Come ha scritto Anna Tambini in uno studio su Sigismondo Foschi pubblicato nel 2015 la pala:
mostra una perfetta assimilazione della poetica del Frate. Innanzi tutto nella resa dello spazio. Sull’esempio del celebre sfumato di Leonardo, divenuto normativo nella sintassi di Fra Bartolomeo, Foschi usa un chiaroscuro denso, pastoso, che annulla il rigore matematico della spazialità quattrocentesca e dà allo spazio un senso emozionante e vibrante attraverso il forte risalto dei trapassi di luce e di ombra. In secondo luogo, le figure dei Santi acquistano un nuovo spessore espressivo. Non sono più composti secondo le iconografie canoniche e ostentando gli emblemi usuali.
La loro riconoscibilità sembra non interessare al pittore, tanto che non sappiamo chi siano i due Santi in secondo piano.
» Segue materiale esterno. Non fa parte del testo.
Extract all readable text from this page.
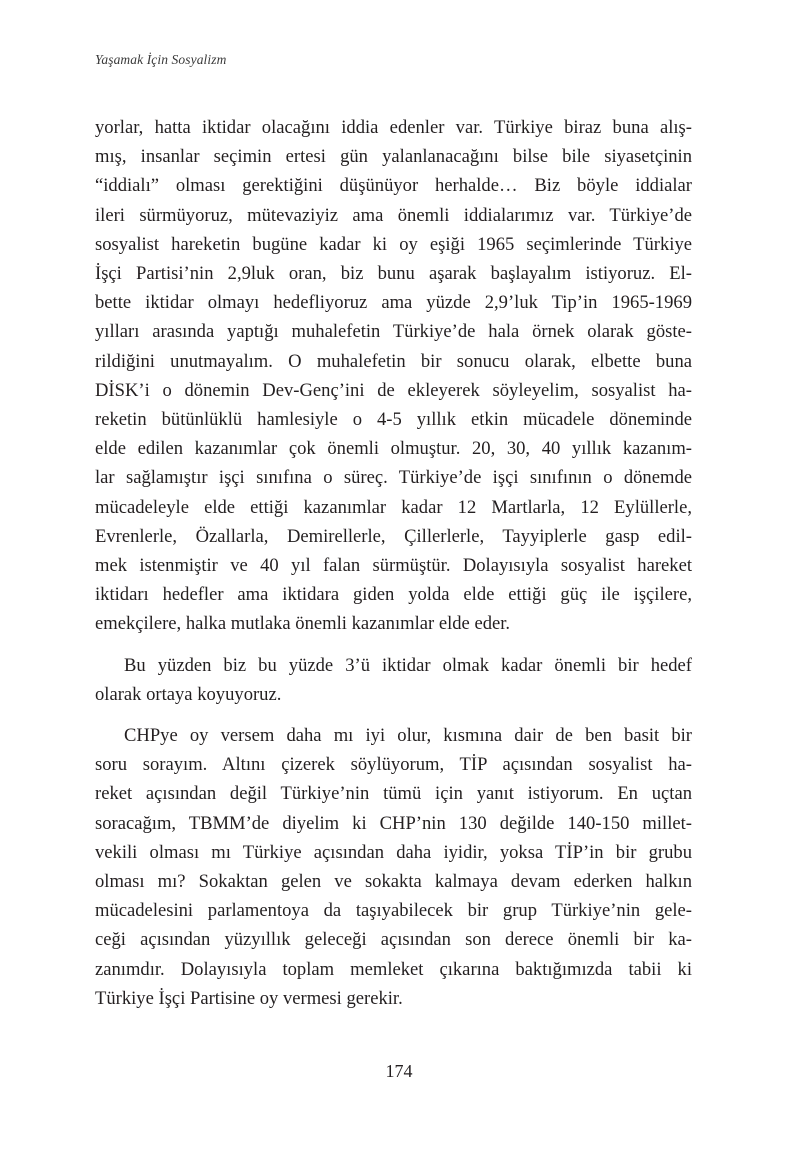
Yaşamak İçin Sosyalizm

yorlar, hatta iktidar olacağını iddia edenler var. Türkiye biraz buna alış-
mış, insanlar seçimin ertesi gün yalanlanacağını bilse bile siyasetçinin
“iddialı” olması gerektiğini düşünüyor herhalde… Biz böyle iddialar
ileri sürmüyoruz, mütevaziyiz ama önemli iddialarımız var. Türkiye’de
sosyalist hareketin bugüne kadar ki oy eşiği 1965 seçimlerinde Türkiye
İşçi Partisi’nin 2,9luk oran, biz bunu aşarak başlayalım istiyoruz. El-
bette iktidar olmayı hedefliyoruz ama yüzde 2,9’luk Tip’in 1965-1969
yılları arasında yaptığı muhalefetin Türkiye’de hala örnek olarak göste-
rildiğini unutmayalım. O muhalefetin bir sonucu olarak, elbette buna
DİSK’i o dönemin Dev-Genç’ini de ekleyerek söyleyelim, sosyalist ha-
reketin bütünlüklü hamlesiyle o 4-5 yıllık etkin mücadele döneminde
elde edilen kazanımlar çok önemli olmuştur. 20, 30, 40 yıllık kazanım-
lar sağlamıştır işçi sınıfına o süreç. Türkiye’de işçi sınıfının o dönemde
mücadeleyle elde ettiği kazanımlar kadar 12 Martlarla, 12 Eylüllerle,
Evrenlerle, Özallarla, Demirellerle, Çillerlerle, Tayyiplerle gasp edil-
mek istenmiştir ve 40 yıl falan sürmüştür. Dolayısıyla sosyalist hareket
iktidarı hedefler ama iktidara giden yolda elde ettiği güç ile işçilere,
emekçilere, halka mutlaka önemli kazanımlar elde eder.

Bu yüzden biz bu yüzde 3’ü iktidar olmak kadar önemli bir hedef
olarak ortaya koyuyoruz.

CHPye oy versem daha mı iyi olur, kısmına dair de ben basit bir
soru sorayım. Altını çizerek söylüyorum, TİP açısından sosyalist ha-
reket açısından değil Türkiye’nin tümü için yanıt istiyorum. En uçtan
soracağım, TBMM’de diyelim ki CHP’nin 130 değilde 140-150 millet-
vekili olması mı Türkiye açısından daha iyidir, yoksa TİP’in bir grubu
olması mı? Sokaktan gelen ve sokakta kalmaya devam ederken halkın
mücadelesini parlamentoya da taşıyabilecek bir grup Türkiye’nin gele-
ceği açısından yüzyıllık geleceği açısından son derece önemli bir ka-
zanımdır. Dolayısıyla toplam memleket çıkarına baktığımızda tabii ki
Türkiye İşçi Partisine oy vermesi gerekir.

174
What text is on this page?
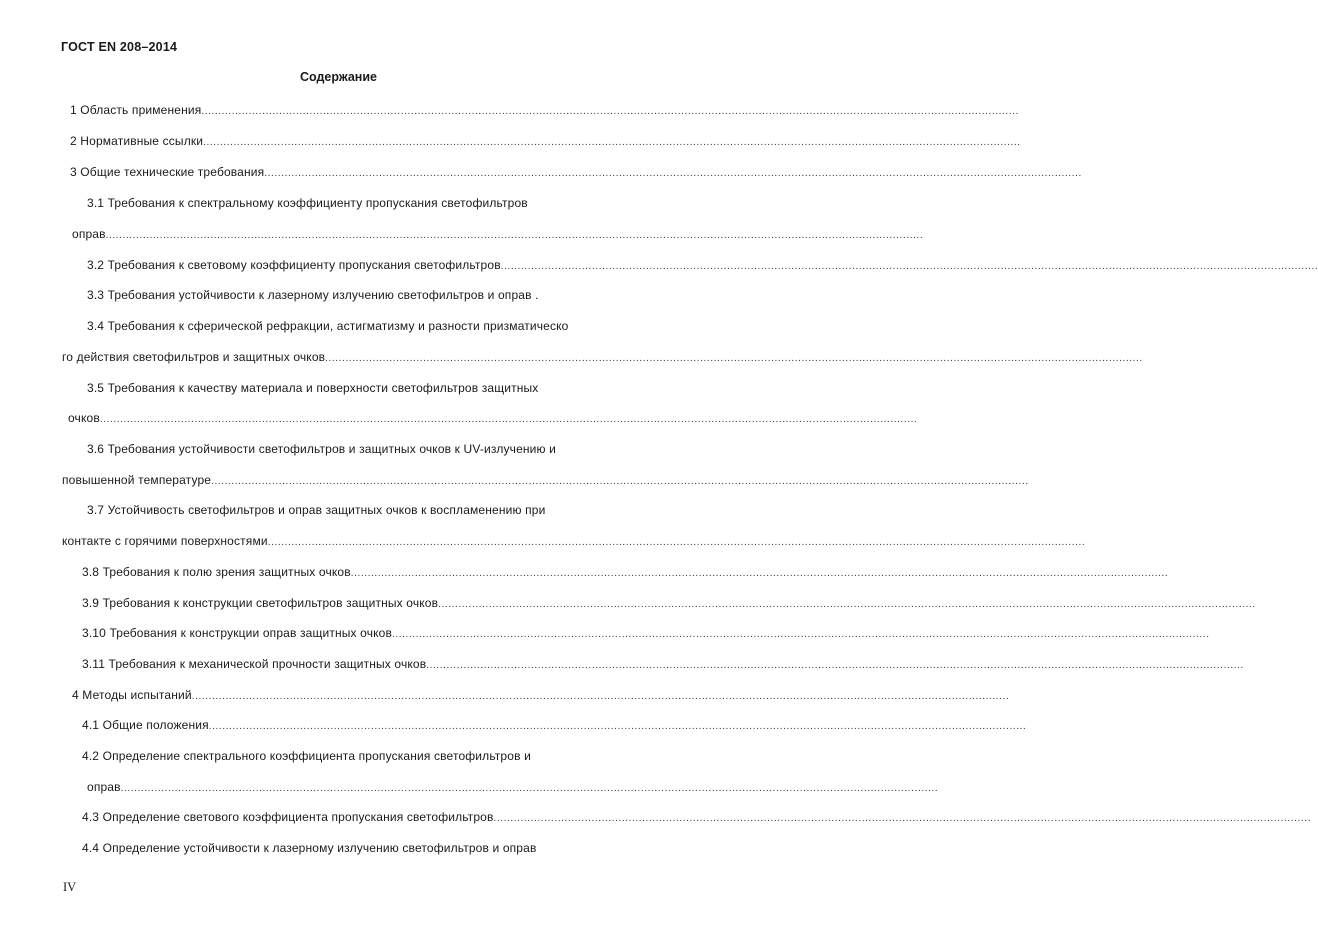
ГОСТ EN 208–2014
Содержание
1 Область применения ..................................................................................................................................................................................................................................................
2 Нормативные ссылки ..................................................................................................................................................................................................................................................
3 Общие технические требования ..................................................................................................................................................................................................................................................
3.1 Требования к спектральному коэффициенту пропускания светофильтров
оправ ..................................................................................................................................................................................................................................................
3.2 Требования к световому коэффициенту пропускания светофильтров ..................................................................................................................................................................................................................................................
3.3 Требования устойчивости к лазерному излучению светофильтров и оправ .
3.4 Требования к сферической рефракции, астигматизму и разности призматическо
го действия светофильтров и защитных очков ..................................................................................................................................................................................................................................................
3.5 Требования к качеству материала и поверхности светофильтров защитных
очков ..................................................................................................................................................................................................................................................
3.6 Требования устойчивости светофильтров и защитных очков к UV-излучению и
повышенной температуре ..................................................................................................................................................................................................................................................
3.7 Устойчивость светофильтров и оправ защитных очков к воспламенению при
контакте с горячими поверхностями ..................................................................................................................................................................................................................................................
3.8 Требования к полю зрения защитных очков ..................................................................................................................................................................................................................................................
3.9 Требования к конструкции светофильтров защитных очков ..................................................................................................................................................................................................................................................
3.10 Требования к конструкции оправ защитных очков ..................................................................................................................................................................................................................................................
3.11 Требования к механической прочности защитных очков ..................................................................................................................................................................................................................................................
4 Методы испытаний ..................................................................................................................................................................................................................................................
4.1 Общие положения ..................................................................................................................................................................................................................................................
4.2 Определение спектрального коэффициента пропускания светофильтров и
оправ ..................................................................................................................................................................................................................................................
4.3 Определение светового коэффициента пропускания светофильтров ..................................................................................................................................................................................................................................................
4.4 Определение устойчивости к лазерному излучению светофильтров и оправ
IV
Ciò che gli preme è dare risalto all’umanità fisica e psicologica dei personaggi e rimarcarne il carattere e l’espressione. Solo il Battista è fedele all’iconografia tradizionale nel gesto di indicare il Bambino, in quanto è il precursore di Cristo, ma i Santi suoi compagni hanno una espressione severa e inquieta.
Questo non è certo un sereno quadretto di devozione; al di là della dolce figura materna della Vergine, trasmette un turbamento che riflette i drammatici eventi del tempo. La data è il 1527, l’anno del sacco di Roma, poco dopo l’affermarsi del protestantesimo luterano; è un tempo ormai segnato dalla crisi dei valori ottimistici del Rinascimento. Infine come in Fra Bartolomeo, notiamo nella composizione una ricerca di equilibrio, ma attraverso ritmi contrapposti. Tutto si gioca su simmetrie, corrispondenze, analogie. Alla scena centrale si contrappone in alto il coro degli Angeli; le figure di san Bartolomeo e del Battista chiudono il gruppo corrispondendosi con la stessa posizione a chiasmo; i due Santi in secondo piano stanno simmetrici ai lati della Vergine, volgendo le teste in maniera contrapposta.